Corona-Berichterstattung: Woran man sich erinnern sollte


Die Parteilichkeit der westlichen Journalisten offenbart sich in den Berichten über Maßnahmen zur Bekämpfung der Epidemie in Asien

Georg Schuster | TELEPOLIS

Bild: CDC

Anfang 2003 ging ein Coronavirus namens SARS 1 umher und machte Singapur zu einem seiner Hauptbetroffenen. Zu dieser Zeit war der Stadtstaat seitens der westlichen Völkerfamilie wegen seiner Brauchbarkeit für anlagesuchendes Geld und seiner darauf begründeten Erfolgsgeschichte schon etwas besser gelitten als noch zehn oder 20 Jahre zuvor, als zum Beispiel ein führendes Nachrichtenmagazin mitzuteilen wusste, dass der Staatsgründer

Lee Kuan Yew Singapur wie ein aufgeklärter Despot regierte und das Leben seiner Untertanen bis ins Kleinste reglementierte. […] Lees Singapur ist die wohl sauberste, grünste und intakteste Großstadt der Welt. Aber die Ordnung ist teuer erkauft. Kritik in Zeitungen gilt als Beleidigung; auch ausländische Blätter werden zum Kotau gezwungen. Kaugummi, Vögelfüttern, Spucken in der Öffentlichkeit sind streng verboten.

Spiegel, 26.9.1994

Diese Tonart klang der Südostasien-Korrespondentin einer süddeutschen Zeitung offenbar noch im Ohr, als sie unter dem Titel „Singapur und die Seuche: Eine Stadt trägt Mundschutz“ Folgendes zu berichten hatte:

Der Stadtstaat […] überlässt nichts dem Zufall, schon gar nicht, wenn etwas die Leistungsbilanz zu trüben droht. […] Die rätselhafte Epidemie [… droht] auf das Handelsvolumen, das Investitionsklima und die Zahl der Touristen zu drücken. Da schaut die Regierung natürlich nicht tatenlos zu, sondern bekämpft den Virus mit rigiden Maßnahmen wie andere Sicherheitsrisiken auch. […] Sie verfügte am Mittwochabend, dass sämtliche Schulen für zwei Wochen geschlossen bleiben […] Am Tag danach schienen die 600.000 zwangsbeurlaubten Schüler wie vom Erdboden verschluckt.

SZ, 28.3.2003

Eigenartig ist der hörbar kritische Unterton solcher Sätze dahingehend, dass er sich keineswegs dafür aussprechen will, „Leistungsbilanz“ und „Investitionsklima“ dem „Zufall“ oder die Schulen der „Seuche“ zu überlassen. Das Gemäkel der SZ-Korrespondentin von 2003 verließ sich vielmehr – wie schon der Spiegel-Autor zehn Jahre davor, der auch nicht für freies Spucken plädieren wollte -, instinktsicher darauf, dass die geneigte Leserschaft solche Andeutungen und Bilder schon irgendwie richtig versteht bzw. dass die aufgezählten oder vermuteten Abweichungen vom Prozedere westlicher Demokratien allemal eine Skepsis rechtfertigen, die nicht weiter ausgeführt werden muss.

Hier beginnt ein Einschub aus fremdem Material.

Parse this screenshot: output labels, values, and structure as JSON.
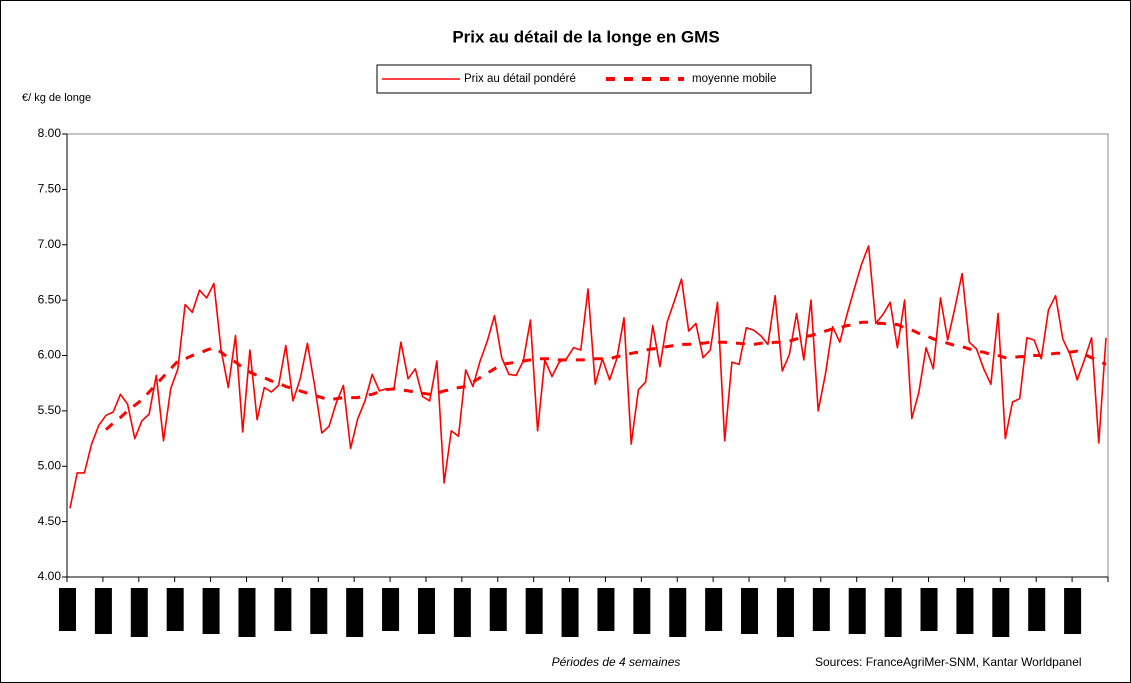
{
  "chart_data": {
    "type": "line",
    "title": "Prix au détail de la longe en GMS",
    "y_label": "€/ kg de longe",
    "x_label": "Périodes de 4 semaines",
    "source": "Sources: FranceAgriMer-SNM, Kantar Worldpanel",
    "ylim": [
      4,
      8
    ],
    "yticks": [
      {
        "value": 4,
        "label": "4.00"
      },
      {
        "value": 4.5,
        "label": "4.50"
      },
      {
        "value": 5,
        "label": "5.00"
      },
      {
        "value": 5.5,
        "label": "5.50"
      },
      {
        "value": 6,
        "label": "6.00"
      },
      {
        "value": 6.5,
        "label": "6.50"
      },
      {
        "value": 7,
        "label": "7.00"
      },
      {
        "value": 7.5,
        "label": "7.50"
      },
      {
        "value": 8,
        "label": "8.00"
      }
    ],
    "legend": "top",
    "series": [
      {
        "name": "Prix au détail pondéré",
        "color": "#ff0000",
        "style": "solid",
        "values": [
          4.62,
          4.94,
          4.94,
          5.2,
          5.37,
          5.46,
          5.49,
          5.65,
          5.56,
          5.25,
          5.41,
          5.47,
          5.82,
          5.23,
          5.7,
          5.88,
          6.46,
          6.39,
          6.59,
          6.52,
          6.65,
          6.05,
          5.71,
          6.18,
          5.31,
          6.05,
          5.42,
          5.71,
          5.67,
          5.73,
          6.09,
          5.59,
          5.79,
          6.11,
          5.73,
          5.3,
          5.36,
          5.57,
          5.73,
          5.16,
          5.43,
          5.59,
          5.83,
          5.68,
          5.7,
          5.69,
          6.12,
          5.79,
          5.88,
          5.63,
          5.59,
          5.95,
          4.85,
          5.32,
          5.27,
          5.87,
          5.72,
          5.95,
          6.13,
          6.36,
          5.98,
          5.83,
          5.82,
          5.95,
          6.32,
          5.32,
          5.96,
          5.81,
          5.94,
          5.97,
          6.07,
          6.05,
          6.6,
          5.74,
          5.97,
          5.78,
          5.97,
          6.34,
          5.2,
          5.69,
          5.76,
          6.27,
          5.9,
          6.3,
          6.49,
          6.69,
          6.22,
          6.29,
          5.98,
          6.05,
          6.48,
          5.23,
          5.94,
          5.92,
          6.25,
          6.23,
          6.18,
          6.1,
          6.54,
          5.86,
          6.01,
          6.38,
          5.96,
          6.5,
          5.5,
          5.83,
          6.26,
          6.12,
          6.37,
          6.6,
          6.82,
          6.99,
          6.29,
          6.37,
          6.48,
          6.07,
          6.5,
          5.43,
          5.67,
          6.07,
          5.88,
          6.52,
          6.14,
          6.43,
          6.74,
          6.12,
          6.06,
          5.88,
          5.74,
          6.38,
          5.25,
          5.58,
          5.61,
          6.16,
          6.14,
          5.97,
          6.41,
          6.54,
          6.15,
          6.01,
          5.78,
          5.96,
          6.16,
          5.21,
          6.16
        ]
      },
      {
        "name": "moyenne mobile",
        "color": "#ff0000",
        "style": "dashed",
        "values": [
          null,
          null,
          null,
          null,
          null,
          5.33,
          5.39,
          5.44,
          5.5,
          5.55,
          5.6,
          5.67,
          5.74,
          5.81,
          5.88,
          5.95,
          5.97,
          6.0,
          6.02,
          6.05,
          6.07,
          6.03,
          5.98,
          5.94,
          5.89,
          5.85,
          5.82,
          5.8,
          5.77,
          5.75,
          5.72,
          5.7,
          5.68,
          5.66,
          5.64,
          5.62,
          5.6,
          5.61,
          5.62,
          5.62,
          5.62,
          5.64,
          5.65,
          5.67,
          5.69,
          5.7,
          5.69,
          5.68,
          5.67,
          5.66,
          5.65,
          5.66,
          5.68,
          5.69,
          5.71,
          5.72,
          5.76,
          5.8,
          5.84,
          5.88,
          5.92,
          5.93,
          5.94,
          5.95,
          5.96,
          5.97,
          5.97,
          5.97,
          5.96,
          5.96,
          5.96,
          5.96,
          5.96,
          5.97,
          5.97,
          5.97,
          5.99,
          6.0,
          6.02,
          6.03,
          6.05,
          6.06,
          6.07,
          6.08,
          6.09,
          6.1,
          6.1,
          6.11,
          6.11,
          6.12,
          6.12,
          6.12,
          6.11,
          6.11,
          6.1,
          6.1,
          6.11,
          6.11,
          6.12,
          6.12,
          6.13,
          6.15,
          6.17,
          6.18,
          6.2,
          6.22,
          6.24,
          6.25,
          6.27,
          6.28,
          6.3,
          6.3,
          6.29,
          6.29,
          6.28,
          6.28,
          6.25,
          6.23,
          6.2,
          6.18,
          6.15,
          6.13,
          6.11,
          6.09,
          6.08,
          6.06,
          6.04,
          6.03,
          6.01,
          6.0,
          5.98,
          5.98,
          5.99,
          5.99,
          6.0,
          6.0,
          6.01,
          6.02,
          6.02,
          6.03,
          6.04,
          6.01,
          5.98,
          5.95,
          5.92
        ]
      }
    ]
  }
}
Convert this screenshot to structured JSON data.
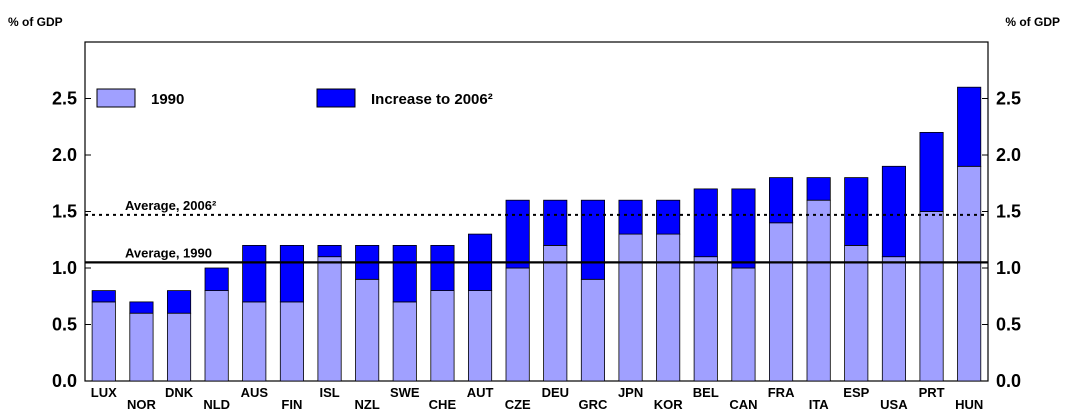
{
  "chart_data": {
    "type": "bar",
    "stacked": true,
    "y_unit_left": "% of GDP",
    "y_unit_right": "% of GDP",
    "ylim": [
      0,
      3.0
    ],
    "yticks": [
      "0.0",
      "0.5",
      "1.0",
      "1.5",
      "2.0",
      "2.5"
    ],
    "ytick_values": [
      0,
      0.5,
      1.0,
      1.5,
      2.0,
      2.5
    ],
    "categories": [
      "LUX",
      "NOR",
      "DNK",
      "NLD",
      "AUS",
      "FIN",
      "ISL",
      "NZL",
      "SWE",
      "CHE",
      "AUT",
      "CZE",
      "DEU",
      "GRC",
      "JPN",
      "KOR",
      "BEL",
      "CAN",
      "FRA",
      "ITA",
      "ESP",
      "USA",
      "PRT",
      "HUN"
    ],
    "highlight_category": "GRC",
    "series": [
      {
        "name": "1990",
        "color": "#a0a0ff",
        "values": [
          0.7,
          0.6,
          0.6,
          0.8,
          0.7,
          0.7,
          1.1,
          0.9,
          0.7,
          0.8,
          0.8,
          1.0,
          1.2,
          0.9,
          1.3,
          1.3,
          1.1,
          1.0,
          1.4,
          1.6,
          1.2,
          1.1,
          1.5,
          1.9
        ]
      },
      {
        "name": "Increase to 2006²",
        "color": "#0000ff",
        "values": [
          0.1,
          0.1,
          0.2,
          0.2,
          0.5,
          0.5,
          0.1,
          0.3,
          0.5,
          0.4,
          0.5,
          0.6,
          0.4,
          0.7,
          0.3,
          0.3,
          0.6,
          0.7,
          0.4,
          0.2,
          0.6,
          0.8,
          0.7,
          0.7
        ]
      }
    ],
    "reference_lines": [
      {
        "label": "Average, 2006²",
        "value": 1.47,
        "style": "dotted"
      },
      {
        "label": "Average, 1990",
        "value": 1.05,
        "style": "solid"
      }
    ],
    "legend_position": "top-left, inside plot",
    "grid": false
  }
}
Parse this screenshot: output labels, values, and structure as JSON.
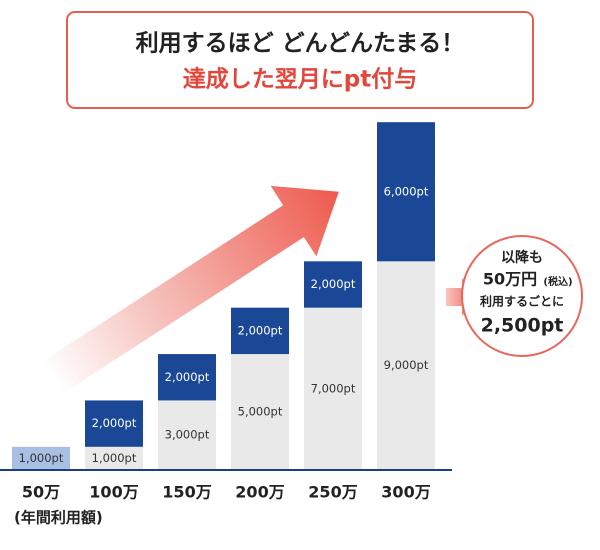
{
  "chart_data": {
    "type": "stacked-bar",
    "title": "利用するほど どんどんたまる！",
    "subtitle": "達成した翌月にpt付与",
    "categories": [
      "50万",
      "100万",
      "150万",
      "200万",
      "250万",
      "300万"
    ],
    "x_label": "(年間利用額)",
    "series": [
      {
        "color": "#e9e9e9",
        "colors": [
          "#a9c0e4",
          "#e9e9e9",
          "#e9e9e9",
          "#e9e9e9",
          "#e9e9e9",
          "#e9e9e9"
        ],
        "values": [
          1000,
          1000,
          3000,
          5000,
          7000,
          9000
        ],
        "value_labels": [
          "1,000pt",
          "1,000pt",
          "3,000pt",
          "5,000pt",
          "7,000pt",
          "9,000pt"
        ]
      },
      {
        "color": "#1a4896",
        "values": [
          null,
          2000,
          2000,
          2000,
          2000,
          6000
        ],
        "value_labels": [
          null,
          "2,000pt",
          "2,000pt",
          "2,000pt",
          "2,000pt",
          "6,000pt"
        ]
      }
    ],
    "ylim": [
      0,
      16000
    ],
    "annotation": [
      "以降も",
      "50万円",
      "(税込)",
      "利用するごとに",
      "2,500pt"
    ]
  }
}
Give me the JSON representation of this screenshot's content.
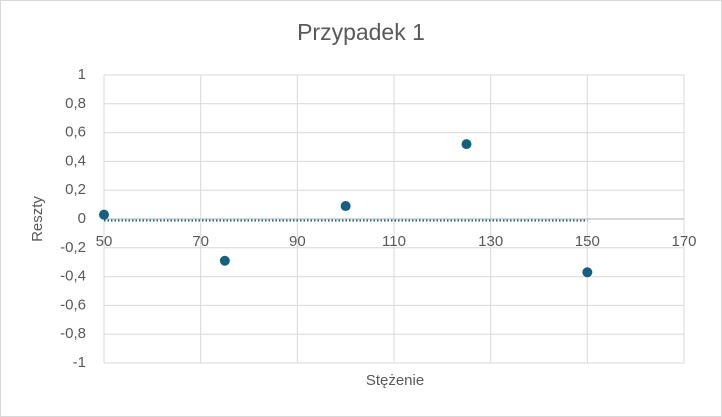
{
  "chart_data": {
    "type": "scatter",
    "title": "Przypadek 1",
    "x_label": "Stężenie",
    "y_label": "Reszty",
    "series": [
      {
        "x": [
          50,
          75,
          100,
          125,
          150
        ],
        "values": [
          0.03,
          -0.29,
          0.09,
          0.52,
          -0.37
        ],
        "color": "#156082"
      }
    ],
    "trendline": {
      "x": [
        50,
        150
      ],
      "values": [
        -0.01,
        -0.01
      ],
      "color": "#156082"
    },
    "xlim": [
      50,
      170
    ],
    "xticks": [
      50,
      70,
      90,
      110,
      130,
      150,
      170
    ],
    "ylim": [
      -1,
      1
    ],
    "yticks": [
      -1,
      {
        "value": -0.8,
        "label": "-0,8"
      },
      {
        "value": -0.6,
        "label": "-0,6"
      },
      {
        "value": -0.4,
        "label": "-0,4"
      },
      {
        "value": -0.2,
        "label": "-0,2"
      },
      0,
      {
        "value": 0.2,
        "label": "0,2"
      },
      {
        "value": 0.4,
        "label": "0,4"
      },
      {
        "value": 0.6,
        "label": "0,6"
      },
      {
        "value": 0.8,
        "label": "0,8"
      },
      1
    ],
    "grid": true
  }
}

Diesem Maßstab der Abweichung, den man noch aus den Systemvergleichen zu Zeiten des Ost-West-Gegensatzes kennt, gilt das Gleiche nicht als dasselbe, und wenn etwas anders ist, liefert es damit schon ein Verdachtsmoment. Die Parteilichkeit mit der staatlichen und nationalen Sache und ihren vorherrschenden Interpretationen liefert die hinreichende Sicherheit in diesem Verfahren. Dessen intellektueller Nachteil besteht freilich darin, dass man die Beurteilung eines politischen Gegenstandes mit seiner interessierten Deutung verwechselt, also zielsicher verfehlt. In diesem Sinne hätte die zitierte Journalistin wenigstens im Nachhinein und zu ihrer Beschämung bemerken können, wie schief sie mit ihrer Betrachtung der Singapurer Gesundheitspolitik gelegen hat, die heute als weltweites Vorbild gilt.